The official website of the Vatican went offline on Wednesday. The site was taken down after a suspected cyberattack, said a Vatican spokesperson. Vatican.va is the official online archive for papal encyclicals, among other things.
“Technical investigations are ongoing due to abnormal attempts to access the site,” Vatican spokesman Matteo Bruni told Reuters without sharing any details or confirming a cyber-attack.
The Cyber Express attempted to visit the vatican.va website on Thursday at 9 am IST using multiple web browsers but could not access it. Ancillary websites such as press.vatican.va are accessible.
Russia and Vatican
The incident occurred when the Vatican is in the eye of politically charged situations. The alleged breach occurred the day after Russia vehemently protested Pope Francis’ most recent denunciation of the invasion of Ukraine.
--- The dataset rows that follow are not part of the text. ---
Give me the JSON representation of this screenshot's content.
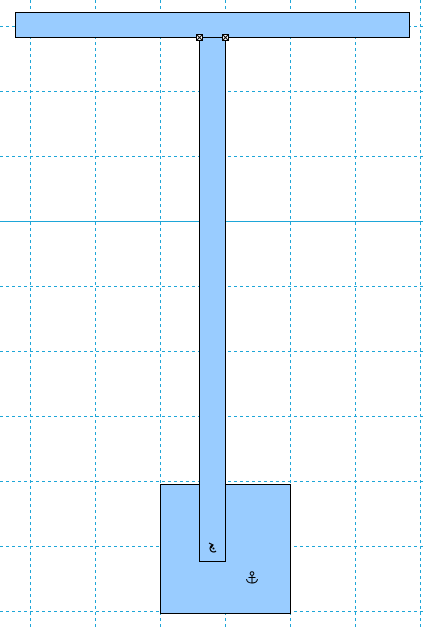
{
  "canvas": {
    "background": "#ffffff",
    "grid": true,
    "grid_color": "#1ea6d8",
    "grid_style": "dashed",
    "guide_color": "#1ea6d8"
  },
  "shapes": {
    "fill_color": "#99ccff",
    "stroke_color": "#000000",
    "top_bar": {
      "label": ""
    },
    "vertical_stem": {
      "label": ""
    },
    "bottom_square": {
      "label": ""
    }
  },
  "handles": {
    "left": {
      "icon": "connection-point-icon"
    },
    "right": {
      "icon": "connection-point-icon"
    }
  },
  "icons": {
    "rotate": {
      "name": "rotation-handle-icon",
      "glyph": "⟲"
    },
    "anchor": {
      "name": "anchor-icon",
      "glyph": "⚓"
    }
  }
}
“When I speak about Ukraine, I speak about the cruelty because I have much information about the cruelty of the troops that come in,” he told the America magazine earlier in November. Certainly, the one who invades is the Russian state, this is very clear.”
In the interview with the monthly Christian magazine, Pope Francis singled out Chechen soldiers and other Russian ethnic minorities for their particular “cruelty” during the invasion of Ukraine.
Alexander Avdeev, the Russian ambassador to Vatican, met with a Vatican official on 28 November and expressed his “indignation” about the pope’s comments, reported the RIA Novosti agency.
Meanwhile, in China
Meanwhile, the Vatican is engaged in anther political tiff with China. On 26 November, the pope’s office formally accused Chinese authorities of breaking a bilateral agreement on bishop appointments by installing a bishop in a diocese that was not recognized by the Vatican.
According to a Vatican statement, the pope’s office expressed “surprise and regret” about the 24 November appointment of Bishop Giovanni Peng Weizhao of Yujiang (Jiangxi Province) as Auxiliary Bishop of Jiangxi, a diocese not recognized by the Holy See.
The Chinese foreign ministry repeatedly declined requests for comments from various news services.
According to Reuters, the Vatican and the Chinese government had an accord on clergy appointments, last renewed for a two-year period in October. The terms of the agreement were never disclosed.
The Archdiocese of Hong Kong had openly protested the increasing Chinese control over the region, with the Vatican’s moral support.